Poco tiempo después de la acusación que hice en Lima, se me dijo que la comunidad deseaba estudiar sobre los abusos en la Iglesia, la priora misma me compartió un texto. Lo leí y no pasé ni la primera página para darme cuenta que lo que yo había vivido era eso, un abuso: grooming, seducción, manipulación, invasión de mi espacio personal, control de mis relaciones, uso de mi historia personal para implantarme nuevos criterios “morales”, un discurso hiper afectivo de Dios para justificar sus tocamientos, un lenguaje espiritual que más que acercarme a Dios era un lavado de cerebro para adorarle y depender de él.

Lo comuniqué inmediatamente, conté muchísimos ejemplos desde mis quince años.

Más adelante insistí en pedir un acompañamiento terapéutico pese a que las responsables no lo consideraban necesario. Cuando el terapeuta me preguntaba que había significado para mí alejarme de este “sacerdote”, siempre usaba la imagen del traje de spiderman, un traje que te han adherido a la piel casi perdiéndote en él y para sacarlo es como desprenderte de la piel, duele, pero cuando está fuera de ti, sin culpa, vuelve la claridad, la propia identidad, la libertad. Todo ese proceso lo viví también dentro del monasterio, sin ayuda explícita. Le prohibí a este sacerdote que se acercara a mí, aunque siempre estuve en lucha porque esta persona era bastante querida y muy bien tratada por la comunidad en España y en Perú. Para los que no conocen la vida religiosa femenina, cuando llega un sacerdote “a casa”, al convento, hay fiesta y su ubicación, por lo general, es al lado de la responsable de la comunidad.
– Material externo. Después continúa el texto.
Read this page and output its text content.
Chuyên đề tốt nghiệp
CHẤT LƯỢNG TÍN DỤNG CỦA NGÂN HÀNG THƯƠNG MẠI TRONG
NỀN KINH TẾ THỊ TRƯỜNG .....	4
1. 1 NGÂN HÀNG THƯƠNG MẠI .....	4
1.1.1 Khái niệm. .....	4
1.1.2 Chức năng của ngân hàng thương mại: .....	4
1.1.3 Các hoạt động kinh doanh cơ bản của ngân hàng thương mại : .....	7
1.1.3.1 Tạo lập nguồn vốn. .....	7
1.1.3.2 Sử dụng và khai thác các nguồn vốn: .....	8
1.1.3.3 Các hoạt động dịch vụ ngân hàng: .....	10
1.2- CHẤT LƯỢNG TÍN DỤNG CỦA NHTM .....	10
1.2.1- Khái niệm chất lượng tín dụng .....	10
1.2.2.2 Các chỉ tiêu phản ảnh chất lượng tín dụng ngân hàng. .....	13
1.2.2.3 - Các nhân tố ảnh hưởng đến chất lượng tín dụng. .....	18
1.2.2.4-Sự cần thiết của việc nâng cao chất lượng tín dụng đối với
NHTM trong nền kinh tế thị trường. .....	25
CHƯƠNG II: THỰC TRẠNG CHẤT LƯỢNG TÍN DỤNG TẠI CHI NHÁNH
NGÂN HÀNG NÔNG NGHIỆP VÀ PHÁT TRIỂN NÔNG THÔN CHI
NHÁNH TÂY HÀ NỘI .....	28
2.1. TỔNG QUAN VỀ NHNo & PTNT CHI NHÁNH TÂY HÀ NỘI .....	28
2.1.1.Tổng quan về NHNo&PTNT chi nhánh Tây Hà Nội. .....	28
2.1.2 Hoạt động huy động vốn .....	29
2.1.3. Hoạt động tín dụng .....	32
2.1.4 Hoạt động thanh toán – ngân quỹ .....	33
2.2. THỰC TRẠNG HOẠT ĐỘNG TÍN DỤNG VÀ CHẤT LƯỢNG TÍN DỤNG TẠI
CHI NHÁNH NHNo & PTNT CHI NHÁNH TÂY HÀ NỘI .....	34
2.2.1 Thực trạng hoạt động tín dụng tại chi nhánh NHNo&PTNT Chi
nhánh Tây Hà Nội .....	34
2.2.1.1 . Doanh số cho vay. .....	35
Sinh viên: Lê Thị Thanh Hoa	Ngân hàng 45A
Hablé en marzo del 2020, pedí que se revisara la situación y la libertad que tenía esa persona en entrar, salir o pasar tanto tiempo en el monasterio. Solo pedía que, si no me creían a mí, que alguien especializado analizara la situación. No fue hasta septiembre, del mismo año 2020, que me permitieron hacer una denuncia oficial. Otras cinco personas quisieron también denunciar en ese momento y más a día de hoy.

Una de las razones que me señaló la priora para expresar que quizá no era algo “tan grave” era que no se había dado una violación. Me sorprende lo justificados que pueden ser los argumentos cuando se trata de un sacerdote. Si un profesor le manda mensajes a una alumna a su celular personal diciéndole lo bella que es, cuánto la quiere, cuánto la quiere Dios, ese profesor ¿no sería ya expulsado de la institución? ¿Qué diferencia hay en que lo haga un cura? ¿No bastaría con que sea un solo mensaje? ¿Y si es todos los días? ¿No es un abuso sexual porque no hay penetración? ¿Sobarse y acariciar pasionalmente a una adolescente no implica un comportamiento sexual? ¿Acaso no es invadir el propio cuerpo aprovechándose de su autoridad espiritual?

Dicha denuncia sigue en trámite, sí se encontraron razones para llevar a cabo un juicio.

El proceso dentro de la comunidad desde que hablé fue bastante extraño. Nos pidieron no hablar entre nosotras, comportarnos como si no pasara nada (no se comunicaba aún a la comunidad, incluso cuando ya había hecho la denuncia escrita), se debía dar buen ejemplo a las “pequeñas”, así se llamaba a aquellas que estaban en formación —apunto que todas eran mayores de edad y algunas de ellas mayores que yo por varios años―, se debían mantener los quehaceres, el horario, la sonrisa, nada de malas caras y si se da, que no pase mucho tiempo. Como si no fuéramos humanas. Y quien no lo hiciera era una molestia porque no mantenía “el ritmo comunitario”.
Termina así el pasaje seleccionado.